We first re-chunk the single_glacier_raster into more optimal chunk sizes:
single_glacier_raster = single_glacier_raster.chunk({"mid_date": 20000, "x": 10, "y": 10})
single_glacier_raster
<xarray.Dataset> Size: 3GB
Dimensions: (mid_date: 47892, x: 40, y: 37)
Coordinates:
* mid_date (mid_date) datetime64[ns] 383kB 1986-09-11T03...
* x (x) float64 320B 7.843e+05 ... 7.889e+05
* y (y) float64 296B 3.316e+06 ... 3.311e+06
spatial_ref int64 8B 0
mapping int64 8B 0
Data variables: (12/59)
M11 (mid_date, y, x) float32 284MB dask.array<chunksize=(20000, 10, 10), meta=np.ndarray>
M11_dr_to_vr_factor (mid_date) float32 192kB dask.array<chunksize=(20000,), meta=np.ndarray>
M12 (mid_date, y, x) float32 284MB dask.array<chunksize=(20000, 10, 10), meta=np.ndarray>
M12_dr_to_vr_factor (mid_date) float32 192kB dask.array<chunksize=(20000,), meta=np.ndarray>
acquisition_date_img1 (mid_date) datetime64[ns] 383kB dask.array<chunksize=(20000,), meta=np.ndarray>
acquisition_date_img2 (mid_date) datetime64[ns] 383kB dask.array<chunksize=(20000,), meta=np.ndarray>
... ...
vy_error_modeled (mid_date) float32 192kB dask.array<chunksize=(20000,), meta=np.ndarray>
vy_error_slow (mid_date) float32 192kB dask.array<chunksize=(20000,), meta=np.ndarray>
vy_error_stationary (mid_date) float32 192kB dask.array<chunksize=(20000,), meta=np.ndarray>
vy_stable_shift (mid_date) float32 192kB dask.array<chunksize=(20000,), meta=np.ndarray>
vy_stable_shift_slow (mid_date) float32 192kB dask.array<chunksize=(20000,), meta=np.ndarray>
vy_stable_shift_stationary (mid_date) float32 192kB dask.array<chunksize=(20000,), meta=np.ndarray>
Attributes: (12/19)
Conventions: CF-1.8
GDAL_AREA_OR_POINT: Area
author: ITS_LIVE, a NASA MEaSUREs project (its-live.j...
autoRIFT_parameter_file: http://its-live-data.s3.amazonaws.com/autorif...
datacube_software_version: 1.0
date_created: 25-Sep-2023 22:00:23
... ...
s3: s3://its-live-data/datacubes/v2/N30E090/ITS_L...
skipped_granules: s3://its-live-data/datacubes/v2/N30E090/ITS_L...
time_standard_img1: UTC
time_standard_img2: UTC
title: ITS_LIVE datacube of image pair velocities
url: https://its-live-data.s3.amazonaws.com/datacu...If we try to write single_glacier_raster, eg:
single_glacier_raster.to_zarr('data/itslive/glacier_itslive.zarr', mode='w')
We’ll received an error related to encoding.
The root cause is that the encoding recorded was appropriate for the source dataset, but is not valid anymore given all the transformations we have run up to this point.
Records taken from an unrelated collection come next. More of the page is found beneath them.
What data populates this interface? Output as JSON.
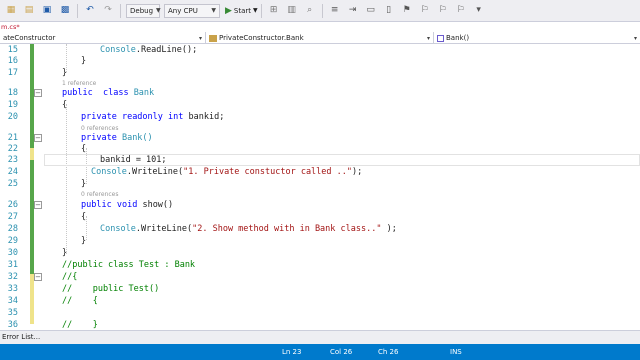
{
  "toolbar": {
    "config": "Debug",
    "platform": "Any CPU",
    "start_label": "Start"
  },
  "tab": {
    "file_name": "m.cs*"
  },
  "navbar": {
    "project": "ateConstructor",
    "type": "PrivateConstructor.Bank",
    "member": "Bank()"
  },
  "editor": {
    "lines": [
      {
        "num": "15",
        "text": "Console.ReadLine();"
      },
      {
        "num": "16",
        "text": "}"
      },
      {
        "num": "17",
        "text": "}"
      },
      {
        "num": "18",
        "lens": "1 reference"
      },
      {
        "num": "19",
        "text": "{"
      },
      {
        "num": "20",
        "text": "bankid;"
      },
      {
        "num": "21",
        "lens": "0 references"
      },
      {
        "num": "22",
        "text": "{"
      },
      {
        "num": "23",
        "text": "bankid = 101;"
      },
      {
        "num": "24",
        "text": "Console.WriteLine(\"1. Private constuctor called ..\");"
      },
      {
        "num": "25",
        "text": "}",
        "lens": "0 references"
      },
      {
        "num": "26",
        "text": "show()"
      },
      {
        "num": "27",
        "text": "{"
      },
      {
        "num": "28",
        "text": "Console.WriteLine(\"2. Show method with in Bank class..\" );"
      },
      {
        "num": "29",
        "text": "}"
      },
      {
        "num": "30",
        "text": "}"
      },
      {
        "num": "31",
        "text": "//public class Test : Bank"
      },
      {
        "num": "32",
        "text": "//{"
      },
      {
        "num": "33",
        "text": "//    public Test()"
      },
      {
        "num": "34",
        "text": "//    {"
      },
      {
        "num": "35",
        "text": ""
      },
      {
        "num": "36",
        "text": "//    }"
      }
    ],
    "tokens": {
      "public": "public",
      "class": "class",
      "bank": "Bank",
      "private": "private",
      "readonly": "readonly",
      "int": "int",
      "bank_ctor": "Bank()",
      "void": "void",
      "console": "Console",
      "readline_rest": ".ReadLine();",
      "writeline": ".WriteLine(",
      "str1": "\"1. Private constuctor called ..\"",
      "str2": "\"2. Show method with in Bank class..\"",
      "close1": ");",
      "close2": " );",
      "bankid_stmt": "bankid = 101;"
    }
  },
  "bottom": {
    "error_list": "Error List...",
    "ln": "Ln 23",
    "col": "Col 26",
    "ch": "Ch 26",
    "ins": "INS"
  },
  "colors": {
    "keyword": "#0000ff",
    "type": "#2b91af",
    "string": "#a31515",
    "comment": "#008000",
    "status_bar": "#007acc"
  }
}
The easy solution here is to simply call drop_encoding. This will delete any existing encoding isntructions, and have Xarray automatically choose an encoding that will work well for the data. Optimizing the encoding of on-disk data is an advanced topic that we will not cover.
Now, let’s try to write the object as a Zarr group.
single_glacier_raster.drop_encoding().to_zarr("../data/raster_data/single_glacier_itslive.zarr", mode="w")
<xarray.backends.zarr.ZarrStore at 0x7e73b2be8540>
Conclusion#
In this notebook, we read a large object into memory and clipped it to the footprint of a single area of using a large vector dataframe, all the while managing coordinate reference system metadata of both objects. We then saved the clipped raster object to disk so that it can be easily reused. The next notebook demonstrates exploratory data analysis steps using the object we just wrote to disk.